Trials for some J20 defendants begin Wednesday. (Petrohilos is being tried with a group scheduled to go to court April 2018.) Pre-trial hearings in recent weeks have seen seen defendants make some limited gains against what they describe as an overzealous prosecution. Earlier this month, a judge ruled downgraded two of the group’s felony riot charges to misdemeanors, because criminal statute does not even allow those counts to be tried as felonies. That brings defendants’ maximum sentences down from over 70 years in prison to just over 60 years in prison.

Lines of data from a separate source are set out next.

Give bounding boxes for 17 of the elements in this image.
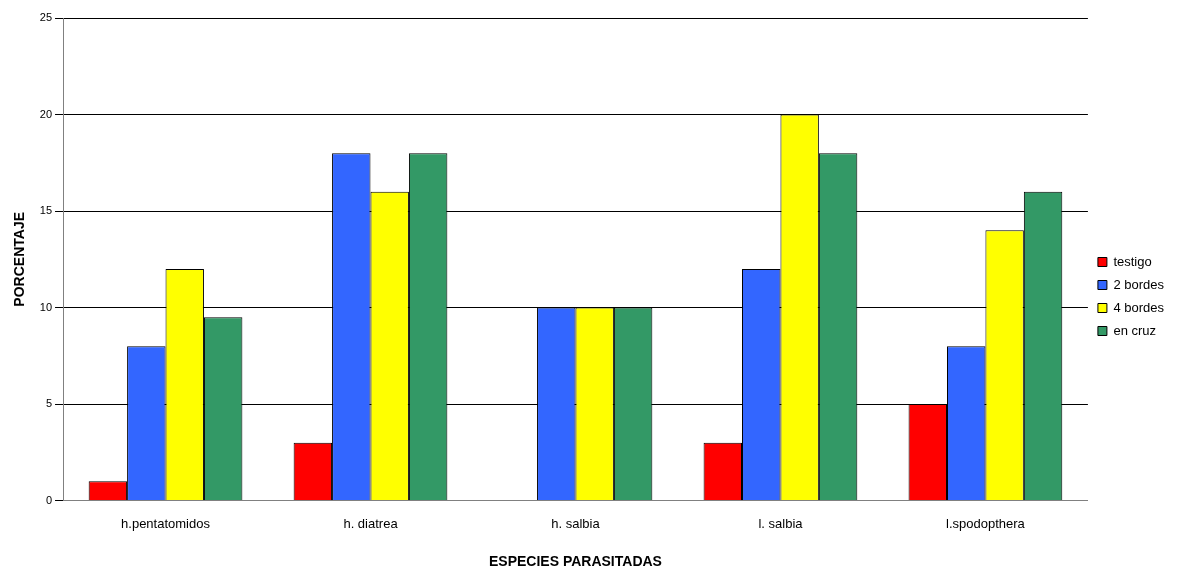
legend-label: 4 bordes bbox=[1113, 299, 1165, 315]
x-tick-label: h.pentatomidos bbox=[121, 515, 211, 531]
y-axis-title: PORCENTAJE bbox=[11, 211, 28, 307]
y-tick-label: 5 bbox=[45, 397, 53, 410]
y-tick-label: 20 bbox=[39, 107, 53, 120]
x-tick-label: h. salbia bbox=[551, 515, 601, 531]
y-tick-label: 10 bbox=[39, 300, 53, 313]
legend-label: en cruz bbox=[1113, 322, 1157, 338]
y-tick-label: 15 bbox=[39, 204, 53, 217]
legend-label: 2 bordes bbox=[1113, 276, 1165, 292]
x-tick-label: h. diatrea bbox=[343, 515, 399, 531]
legend-label: testigo bbox=[1113, 253, 1152, 269]
x-tick-label: l. salbia bbox=[758, 515, 804, 531]
x-axis-title: ESPECIES PARASITADAS bbox=[488, 553, 662, 570]
y-tick-label: 0 bbox=[45, 493, 53, 506]
y-tick-label: 25 bbox=[39, 11, 53, 24]
x-tick-label: l.spodopthera bbox=[946, 515, 1026, 531]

On November 9, a judge slightly narrowed a search warrant for the Facebook data of anti-Trump activists who are not defendants in the case. Previously, the DOJ had requested broad access to two activists’ Facebook accounts, and a Facebook page for Inauguration Day protests. The judge ruled that the DOJ can access data from the accounts, but that certain information, like the identities of people who contacted the activists’ accounts, must be withheld.